Le hasard veut que cette publication coïncide avec le lancement, en France, d’une première étude qui concerne le recours aux thérapies antirétrovirales à des fins non plus thérapeutiques mais préventives.

Un appel à volontaires vient d’être lancé pour cette étude dénommée Ipergay (Intervention préventive de l'exposition aux risques avec et pour les gays). Elle se fonde sur le fait que parmi les 6.300 nouveaux cas d’infections par le VIH diagnostiqués annuellement en France, 40% touchent des hommes ayant des relations sexuelles avec les hommes (HSH). Les dernières enquêtes montrent aussi, dans ce groupe, une augmentation du nombre moyen de partenaires et de pénétrations anales non protégées.

On sait par ailleurs que la prise d’un antirétroviral en prophylaxie peut réduire jusqu’à 44% le risque de contamination par le VIH. Seuls deux HSH sur trois déclarent utiliser un préservatif lors de tous leurs rapports sexuels avec des partenaires occasionnels. Les participants prendront leur traitement pendant les périodes d’activité sexuelle, stratégie qui selon les promoteurs «permet d'éviter les contraintes d'une prise en continu d'antirétroviraux, qui favoriser ainsi une bonne observance, accroît la responsabilisation, limite les effets indésirables possibles, ainsi que les coûts».

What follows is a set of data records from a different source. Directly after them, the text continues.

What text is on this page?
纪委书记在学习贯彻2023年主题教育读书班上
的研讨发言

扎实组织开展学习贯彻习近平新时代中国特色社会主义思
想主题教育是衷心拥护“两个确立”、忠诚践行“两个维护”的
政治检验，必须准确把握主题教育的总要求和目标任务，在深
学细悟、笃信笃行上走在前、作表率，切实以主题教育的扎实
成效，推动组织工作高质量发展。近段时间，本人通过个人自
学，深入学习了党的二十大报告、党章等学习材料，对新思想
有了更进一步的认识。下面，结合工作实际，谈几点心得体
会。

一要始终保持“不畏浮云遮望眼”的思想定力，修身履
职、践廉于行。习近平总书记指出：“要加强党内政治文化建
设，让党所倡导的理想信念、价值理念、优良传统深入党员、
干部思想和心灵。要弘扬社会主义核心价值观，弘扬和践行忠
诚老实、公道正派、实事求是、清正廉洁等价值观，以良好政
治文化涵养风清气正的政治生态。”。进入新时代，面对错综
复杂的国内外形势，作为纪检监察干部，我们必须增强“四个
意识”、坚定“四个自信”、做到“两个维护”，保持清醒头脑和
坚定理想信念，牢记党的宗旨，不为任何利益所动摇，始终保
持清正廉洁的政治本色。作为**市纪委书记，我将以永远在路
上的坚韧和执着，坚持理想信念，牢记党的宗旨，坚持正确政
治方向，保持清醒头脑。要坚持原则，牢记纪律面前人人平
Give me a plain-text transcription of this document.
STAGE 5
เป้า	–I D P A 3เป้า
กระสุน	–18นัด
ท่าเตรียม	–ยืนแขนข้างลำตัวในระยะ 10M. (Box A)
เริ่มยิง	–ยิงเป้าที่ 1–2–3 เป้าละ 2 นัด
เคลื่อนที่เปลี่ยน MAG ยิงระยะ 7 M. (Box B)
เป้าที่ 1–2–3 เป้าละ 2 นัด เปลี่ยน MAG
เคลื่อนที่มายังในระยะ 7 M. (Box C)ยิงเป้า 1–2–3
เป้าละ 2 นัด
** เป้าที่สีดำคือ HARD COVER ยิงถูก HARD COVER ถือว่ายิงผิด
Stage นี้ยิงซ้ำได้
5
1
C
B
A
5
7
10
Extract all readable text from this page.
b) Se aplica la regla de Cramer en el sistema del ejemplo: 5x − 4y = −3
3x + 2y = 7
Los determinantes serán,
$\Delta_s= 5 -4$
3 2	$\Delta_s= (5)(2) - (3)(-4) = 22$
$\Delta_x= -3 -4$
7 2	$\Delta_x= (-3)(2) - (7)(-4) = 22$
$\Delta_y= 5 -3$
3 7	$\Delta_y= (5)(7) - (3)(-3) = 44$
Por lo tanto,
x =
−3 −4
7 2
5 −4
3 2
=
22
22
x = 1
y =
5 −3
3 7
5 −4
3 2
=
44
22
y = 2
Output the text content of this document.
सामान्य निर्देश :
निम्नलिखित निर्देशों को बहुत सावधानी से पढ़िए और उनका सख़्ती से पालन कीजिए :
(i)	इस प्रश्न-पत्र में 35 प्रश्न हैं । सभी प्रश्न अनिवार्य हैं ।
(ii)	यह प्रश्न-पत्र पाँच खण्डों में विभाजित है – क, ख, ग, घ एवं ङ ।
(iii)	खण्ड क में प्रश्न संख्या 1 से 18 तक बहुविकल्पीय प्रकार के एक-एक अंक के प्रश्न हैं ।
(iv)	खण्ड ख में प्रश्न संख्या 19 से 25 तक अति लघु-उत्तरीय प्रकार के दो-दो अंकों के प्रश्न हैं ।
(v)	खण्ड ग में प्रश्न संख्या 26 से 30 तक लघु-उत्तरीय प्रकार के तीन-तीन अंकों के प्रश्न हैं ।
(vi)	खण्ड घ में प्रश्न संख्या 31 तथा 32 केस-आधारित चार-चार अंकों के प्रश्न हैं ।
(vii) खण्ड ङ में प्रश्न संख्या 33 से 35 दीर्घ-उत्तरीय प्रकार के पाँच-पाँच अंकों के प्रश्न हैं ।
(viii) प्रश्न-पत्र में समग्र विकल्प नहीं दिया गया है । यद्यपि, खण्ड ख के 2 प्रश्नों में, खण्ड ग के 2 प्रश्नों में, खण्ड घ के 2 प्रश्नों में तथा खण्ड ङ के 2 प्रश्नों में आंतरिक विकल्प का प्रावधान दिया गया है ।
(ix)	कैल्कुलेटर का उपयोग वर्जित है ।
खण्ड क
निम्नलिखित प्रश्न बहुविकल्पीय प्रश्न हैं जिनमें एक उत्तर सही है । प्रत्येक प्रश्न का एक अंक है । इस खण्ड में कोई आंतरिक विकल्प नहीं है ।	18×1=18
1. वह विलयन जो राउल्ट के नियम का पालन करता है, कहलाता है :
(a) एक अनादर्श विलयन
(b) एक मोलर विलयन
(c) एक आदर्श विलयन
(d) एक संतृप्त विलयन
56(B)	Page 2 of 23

Faute de pouvoir, semble-t-il, augmenter la fréquence du recours au préservatif dans la population la plus directement concernée, les promoteurs de l’Ipergay font valoir que cet essai dans la population gay et HSH répond bel et bien à «un impératif de santé publique».

Certains font ici le parallèle avec le recours (contre le paludisme) aux médicaments antipaludéens pris à titre préventif le temps du risque d’exposition aux piqûres d’anophèles infectées par un plasmodium. Ce parallèle peut à bien des égards être critiqué. Quoi qu’il en soit, c’est la première fois que l’on développe une telle stratégie médicamenteuse contre une maladie virale sexuellement transmissible; une maladie contre laquelle on dispose d’un moyen préventif peu coûteux ayant depuis un quart de siècle amplement fait la preuve de leur efficacité, dès lors qu’il était utilisé.